Testament schreiben: Diese acht Fehler passieren besonders häufig
Testament schreiben: Diese acht Fehler passieren besonders häufig
Ein Testament hilft, den Nachlass nach den eigenen Vorstellungen zu regeln. Liegt keines vor, greift die gesetzliche Erbfolge – und die stimmt oft nicht mit den Wünschen des Erblassers überein. Damit Ihr Wille rechtswirksam bleibt, sollten Sie diese Fehler vermeiden:
- Pflichtteil nicht berücksichtigen
Nahe Angehörige wie Ehegatten oder Kinder haben ein Recht auf ihren Mindestanteil.
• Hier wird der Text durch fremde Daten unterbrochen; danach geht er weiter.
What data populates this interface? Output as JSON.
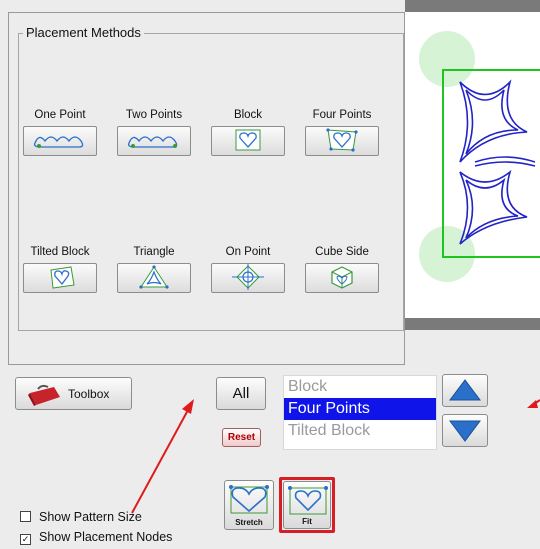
{
  "panel": {
    "title": "Placement Methods",
    "methods": [
      {
        "label": "One Point",
        "icon": "one-point-icon"
      },
      {
        "label": "Two Points",
        "icon": "two-points-icon"
      },
      {
        "label": "Block",
        "icon": "block-icon"
      },
      {
        "label": "Four Points",
        "icon": "four-points-icon"
      },
      {
        "label": "Tilted Block",
        "icon": "tilted-block-icon"
      },
      {
        "label": "Triangle",
        "icon": "triangle-icon"
      },
      {
        "label": "On Point",
        "icon": "on-point-icon"
      },
      {
        "label": "Cube Side",
        "icon": "cube-side-icon"
      }
    ]
  },
  "controls": {
    "toolbox_label": "Toolbox",
    "all_label": "All",
    "reset_label": "Reset",
    "list_items": [
      {
        "label": "Block",
        "selected": false
      },
      {
        "label": "Four Points",
        "selected": true
      },
      {
        "label": "Tilted Block",
        "selected": false
      }
    ],
    "stretch_label": "Stretch",
    "fit_label": "Fit"
  },
  "options": {
    "show_pattern_size": {
      "label": "Show Pattern Size",
      "checked": false
    },
    "show_placement_nodes": {
      "label": "Show Placement Nodes",
      "checked": true
    }
  },
  "colors": {
    "selection": "#0f14e8",
    "arrow_blue": "#2a6fc9",
    "annotation_red": "#e01b1b",
    "fit_highlight": "#d81d25",
    "pattern_green": "#1ec51e",
    "pattern_blue": "#2323c8"
  }
}
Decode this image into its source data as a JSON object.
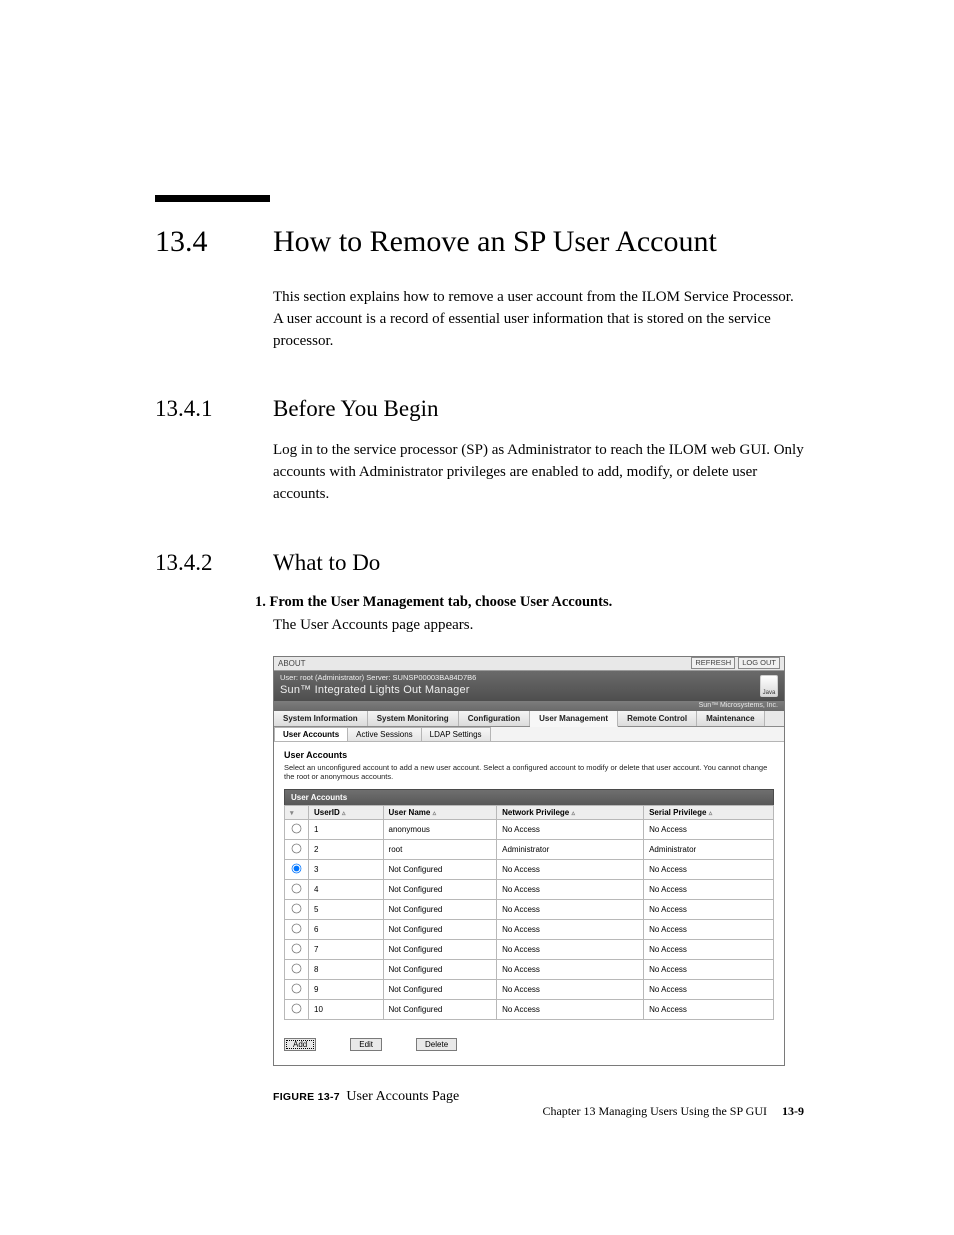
{
  "section": {
    "num": "13.4",
    "title": "How to Remove an SP User Account",
    "intro": "This section explains how to remove a user account from the ILOM Service Processor. A user account is a record of essential user information that is stored on the service processor."
  },
  "sub1": {
    "num": "13.4.1",
    "title": "Before You Begin",
    "body": "Log in to the service processor (SP) as Administrator to reach the ILOM web GUI. Only accounts with Administrator privileges are enabled to add, modify, or delete user accounts."
  },
  "sub2": {
    "num": "13.4.2",
    "title": "What to Do",
    "step1_bold": "1. From the User Management tab, choose User Accounts.",
    "step1_after": "The User Accounts page appears."
  },
  "shot": {
    "about": "ABOUT",
    "refresh": "REFRESH",
    "logout": "LOG OUT",
    "userline": "User: root (Administrator)   Server: SUNSP00003BA84D7B6",
    "product": "Sun™ Integrated Lights Out Manager",
    "java": "Java",
    "vendor": "Sun™ Microsystems, Inc.",
    "tabs": [
      "System Information",
      "System Monitoring",
      "Configuration",
      "User Management",
      "Remote Control",
      "Maintenance"
    ],
    "tabs_active_index": 3,
    "subtabs": [
      "User Accounts",
      "Active Sessions",
      "LDAP Settings"
    ],
    "subtabs_active_index": 0,
    "panel_title": "User Accounts",
    "panel_hint": "Select an unconfigured account to add a new user account. Select a configured account to modify or delete that user account. You cannot change the root or anonymous accounts.",
    "table_title": "User Accounts",
    "columns": [
      "",
      "UserID",
      "User Name",
      "Network Privilege",
      "Serial Privilege"
    ],
    "rows": [
      {
        "selected": false,
        "id": "1",
        "name": "anonymous",
        "net": "No Access",
        "ser": "No Access"
      },
      {
        "selected": false,
        "id": "2",
        "name": "root",
        "net": "Administrator",
        "ser": "Administrator"
      },
      {
        "selected": true,
        "id": "3",
        "name": "Not Configured",
        "net": "No Access",
        "ser": "No Access"
      },
      {
        "selected": false,
        "id": "4",
        "name": "Not Configured",
        "net": "No Access",
        "ser": "No Access"
      },
      {
        "selected": false,
        "id": "5",
        "name": "Not Configured",
        "net": "No Access",
        "ser": "No Access"
      },
      {
        "selected": false,
        "id": "6",
        "name": "Not Configured",
        "net": "No Access",
        "ser": "No Access"
      },
      {
        "selected": false,
        "id": "7",
        "name": "Not Configured",
        "net": "No Access",
        "ser": "No Access"
      },
      {
        "selected": false,
        "id": "8",
        "name": "Not Configured",
        "net": "No Access",
        "ser": "No Access"
      },
      {
        "selected": false,
        "id": "9",
        "name": "Not Configured",
        "net": "No Access",
        "ser": "No Access"
      },
      {
        "selected": false,
        "id": "10",
        "name": "Not Configured",
        "net": "No Access",
        "ser": "No Access"
      }
    ],
    "buttons": {
      "add": "Add",
      "edit": "Edit",
      "delete": "Delete"
    }
  },
  "figure": {
    "label": "FIGURE 13-7",
    "text": "User Accounts Page"
  },
  "footer": {
    "chapter": "Chapter 13   Managing Users Using the SP GUI",
    "page": "13-9"
  }
}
Wird er übergangen, sind Streitigkeiten fast vorprogrammiert. - Probleme von Erbengemeinschaften unterschätzen
Wenn mehrere Personen erben, müssen alle gemeinsam entscheiden. Ohne Vollmachten drohen Blockaden, zum Beispiel bei Immobilien. - Ehegattentestament überschätzen
Viele Paare denken, ein gemeinsames Testament sei automatisch bindend. Tatsächlich kann der überlebende Ehepartner häufig frei neu verfügen – außer es wurde ausdrücklich eine Bindungswirkung festgelegt. - Internationales Recht ignorieren
Entscheidend ist der letzte gewöhnliche Aufenthalt. Wer deutsches Erbrecht sichern will, muss dies im Testament ausdrücklich vermerken. - Formfehler machen
Das Testament muss von Hand geschrieben und unterschrieben sein. Maschinengeschriebene Ergänzungen oder nachträgliche Zettel bergen die Gefahr der Unwirksamkeit. - Ersatzerben vergessen
Ohne Benennung eines Ersatzerben entstehen Lücken, wenn der eingesetzte Erbe vor dem Erblasser stirbt. - Kostenpflichtigen Erbschein beantragen
Ein Erbschein ist teuer und oft entbehrlich. Eine beglaubigte Vorsorgevollmacht kann ihn in vielen Fällen ersetzen. - Testierfähigkeit nicht absichern
Gerade bei älteren Personen empfiehlt sich ein medizinisches Gutachten, um spätere Streitigkeiten über die Geschäftsfähigkeit zu vermeiden.
Fazit: Wer frühzeitig klare Regelungen trifft, schützt seine Familie vor Konflikten und stellt sicher, dass der letzte Wille beachtet wird.